Instinct aside, I find the frustration of income-tax preparation almost as purgative as confession. The cleansed mind is able to contemplate the breadth of the forest after having spent 11 or 12 months muddling about in the trees. One year, I was stunned to discover that we had paid more to our English setter’s veterinarian than we had to the pediatrician who cared for our two kids. However, the trips to the pediatrician were deductible expenses on Schedule A; the dog’s were not.



Schedule A is the form in which the less-is-more rule does not apply. Instead, you are invited to contrive a list of expenses that add up to at least $5,150 for singles, double for couples. The more the better. This is where your brother-in-law brags about his creative write-offs. A friend of mine, an author of books about the Chesapeake Bay, asked an accountant if he could write off a boat. “Put down anything you can claim with a straight face,” the accountant replied. I subsequently put the advice to a test. I listed a NordicTrack as a business expense. The IRS either allowed it or ignored it, probably the latter. I never had to look an agent in the eye.
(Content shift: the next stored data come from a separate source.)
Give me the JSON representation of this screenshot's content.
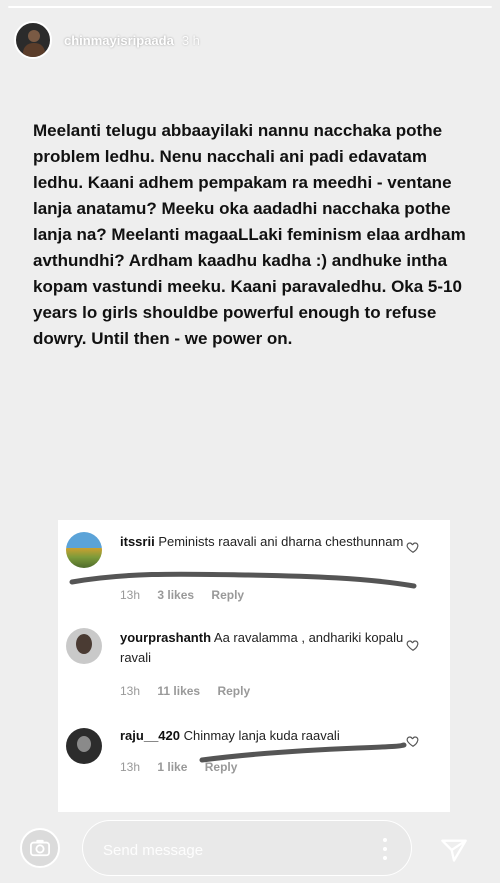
{
  "header": {
    "username": "chinmayisripaada",
    "time": "3 h"
  },
  "caption": {
    "text": "Meelanti telugu abbaayilaki nannu nacchaka pothe problem ledhu. Nenu nacchali ani padi edavatam ledhu. Kaani adhem pempakam ra meedhi - ventane lanja anatamu? Meeku oka aadadhi nacchaka pothe lanja na? Meelanti magaaLLaki feminism elaa ardham avthundhi? Ardham kaadhu kadha :) andhuke intha kopam vastundi meeku. Kaani paravaledhu. Oka 5-10 years lo girls shouldbe powerful enough to refuse dowry. Until then - we power on."
  },
  "comments": [
    {
      "username": "itssrii",
      "text": "Peminists raavali ani dharna chesthunnam",
      "time": "13h",
      "likes": "3 likes",
      "reply": "Reply"
    },
    {
      "username": "yourprashanth",
      "text": "Aa ravalamma , andhariki kopalu ravali",
      "time": "13h",
      "likes": "11 likes",
      "reply": "Reply"
    },
    {
      "username": "raju__420",
      "text": "Chinmay lanja kuda raavali",
      "time": "13h",
      "likes": "1 like",
      "reply": "Reply"
    }
  ],
  "bottom_bar": {
    "message_placeholder": "Send message"
  },
  "icons": {
    "camera": "camera-icon",
    "more": "more-icon",
    "send": "send-icon",
    "heart": "heart-icon"
  }
}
Truth be told, Schedule A is geared toward the well-to-do. If Wal-Mart is your store of choice, chances are you won’t be itemizing deductions on Schedule A. Only about one third of taxpayers earning $50,000 can muster enough deductions to make it work. Elimination of the form was recommended by the tax-reform commission appointed'and then ignored'by President George W. Bush. The tax code would be “simpler and fairer” without Schedule A, it said.
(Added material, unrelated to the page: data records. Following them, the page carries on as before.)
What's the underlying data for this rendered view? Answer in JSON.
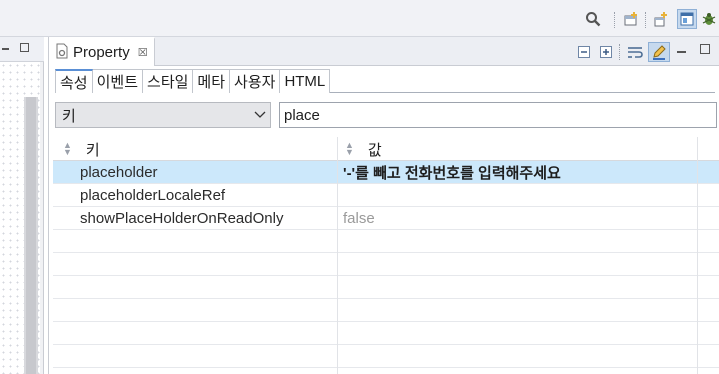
{
  "toolbar": {
    "icons": [
      "search-icon",
      "new-window-icon",
      "open-perspective-icon",
      "editor-perspective-icon",
      "debug-icon"
    ]
  },
  "view": {
    "title": "Property",
    "close_glyph": "☒",
    "header_buttons": [
      "minimize-icon",
      "maximize-icon",
      "wrap-icon",
      "edit-icon"
    ]
  },
  "sub_tabs": [
    "속성",
    "이벤트",
    "스타일",
    "메타",
    "사용자",
    "HTML"
  ],
  "active_sub_tab": "속성",
  "filter": {
    "combo_value": "키",
    "search_value": "place"
  },
  "table": {
    "columns": [
      "키",
      "값"
    ],
    "rows": [
      {
        "key": "placeholder",
        "value": "'-'를 빼고 전화번호를 입력해주세요",
        "selected": true,
        "style": "bold"
      },
      {
        "key": "placeholderLocaleRef",
        "value": "",
        "selected": false,
        "style": "normal"
      },
      {
        "key": "showPlaceHolderOnReadOnly",
        "value": "false",
        "selected": false,
        "style": "muted"
      }
    ],
    "empty_rows": 5
  },
  "colors": {
    "accent": "#5a8fd5",
    "selection": "#cce8fb"
  }
}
It is on Schedule A that you get back some of the money you give to your church and mortgage holder. People like me, who are conversant with the 29-line form willy-nilly, understand that $1,000 in tithing might buy only $150 in tax relief, double if you’re in Daddy Warbucks’ tax bracket. The same is true for mortgage interest, state taxes and car-donation deals. Say you decide to unload your aging car. You figure it is worth less than $1,000, but your brother-in-law insists you would be money ahead with the $1,500 tax write-off you get by donating the car to one of the charities that advertise in the newspaper. So instead of selling your car on Craig’s List for $700, you get $225 in tax relief, assuming you make $50,000 and have at least $5,000 in qualifying deductions on Schedule A. If you don’t, you get zilch.
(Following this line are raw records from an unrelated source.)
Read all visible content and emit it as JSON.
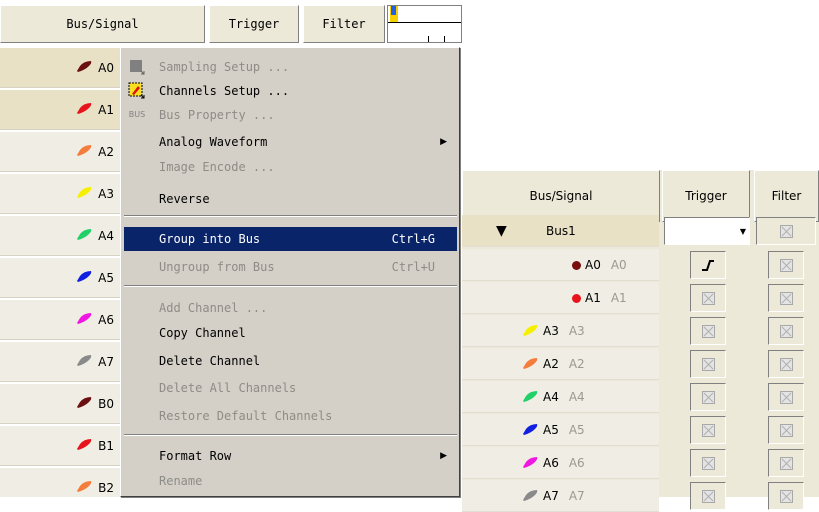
{
  "left_panel": {
    "headers": {
      "bus_signal": "Bus/Signal",
      "trigger": "Trigger",
      "filter": "Filter"
    },
    "channels": [
      {
        "name": "A0",
        "color": "#6b1010"
      },
      {
        "name": "A1",
        "color": "#e8141b"
      },
      {
        "name": "A2",
        "color": "#f47c3c"
      },
      {
        "name": "A3",
        "color": "#f6f000"
      },
      {
        "name": "A4",
        "color": "#22d06a"
      },
      {
        "name": "A5",
        "color": "#1020e0"
      },
      {
        "name": "A6",
        "color": "#f018e0"
      },
      {
        "name": "A7",
        "color": "#8a8a8a"
      },
      {
        "name": "B0",
        "color": "#6b1010"
      },
      {
        "name": "B1",
        "color": "#e8141b"
      },
      {
        "name": "B2",
        "color": "#f47c3c"
      }
    ]
  },
  "context_menu": {
    "items": [
      {
        "label": "Sampling Setup ...",
        "icon": "sampling-icon",
        "enabled": false
      },
      {
        "label": "Channels Setup ...",
        "icon": "channels-setup-icon",
        "enabled": true
      },
      {
        "label": "Bus Property ...",
        "icon": "bus-icon",
        "icon_text": "BUS",
        "enabled": false
      },
      {
        "label": "Analog Waveform",
        "enabled": true,
        "submenu": true
      },
      {
        "label": "Image Encode ...",
        "enabled": false
      },
      {
        "label": "Reverse",
        "enabled": true
      },
      {
        "label": "Group into Bus",
        "shortcut": "Ctrl+G",
        "enabled": true,
        "highlighted": true
      },
      {
        "label": "Ungroup from Bus",
        "shortcut": "Ctrl+U",
        "enabled": false
      },
      {
        "label": "Add Channel ...",
        "enabled": false
      },
      {
        "label": "Copy Channel",
        "enabled": true
      },
      {
        "label": "Delete Channel",
        "enabled": true
      },
      {
        "label": "Delete All Channels",
        "enabled": false
      },
      {
        "label": "Restore Default Channels",
        "enabled": false
      },
      {
        "label": "Format Row",
        "enabled": true,
        "submenu": true
      },
      {
        "label": "Rename",
        "enabled": false
      }
    ]
  },
  "right_panel": {
    "headers": {
      "bus_signal": "Bus/Signal",
      "trigger": "Trigger",
      "filter": "Filter"
    },
    "bus": {
      "name": "Bus1"
    },
    "rows": [
      {
        "name": "A0",
        "alias": "A0",
        "color": "#7a0e0e",
        "marker": "dot"
      },
      {
        "name": "A1",
        "alias": "A1",
        "color": "#e8141b",
        "marker": "dot"
      },
      {
        "name": "A3",
        "alias": "A3",
        "color": "#f6f000",
        "marker": "pen"
      },
      {
        "name": "A2",
        "alias": "A2",
        "color": "#f47c3c",
        "marker": "pen"
      },
      {
        "name": "A4",
        "alias": "A4",
        "color": "#22d06a",
        "marker": "pen"
      },
      {
        "name": "A5",
        "alias": "A5",
        "color": "#1020e0",
        "marker": "pen"
      },
      {
        "name": "A6",
        "alias": "A6",
        "color": "#f018e0",
        "marker": "pen"
      },
      {
        "name": "A7",
        "alias": "A7",
        "color": "#8a8a8a",
        "marker": "pen"
      }
    ]
  }
}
It’s a similar case when it comes to paying someone to do your taxes. Sure the fee is tax deductible, as advertised. Sure you can claim the fee on Schedule A. But, for every dollar you spend, you’ll get only pennies in return.



As I said, I don’t mind writing the check. I have done well by the federal government, and I don’t mind contributing my share to the Treasury. Lord knows, there are wars to pay for. Still, I don’t want to hand over one dollar more than the law requires. I know a guy who is an airline pilot. He lives in New Hampshire because there is no state income tax, and he takes pleasure from battling the IRS every year. If he isn’t called in to defend every line of his Schedule A, he concludes grumpily that he has overpaid his taxes.



Understanding the nuances of Schedule A won’t make you rich, but it will make you smarter than the average citizen, smart enough to recognize the specious argument in tax-reform debate. You might even decide that a full and happy life is possible without Schedule A, especially if the tradeoff is equitable and fiscally sound. If everyone were smarter'and if every congressman were required to calculate his own taxes using a pencil and calculator'I think we would have a simplified tax code before the last troops leave Baghdad.



This year’s 1040 carries the remarkable assertion by IRS Commissioner Mark Everson that “paying taxes is a unifying experience fundamental to democracy and the rule of law.” Until the citizenry is smart enough to demand a simplified tax code, the only unifying experience is a yearly dose of frustration.



John Rasmuson is a writer and do-it-yourselfer who resides in Salt Lake City.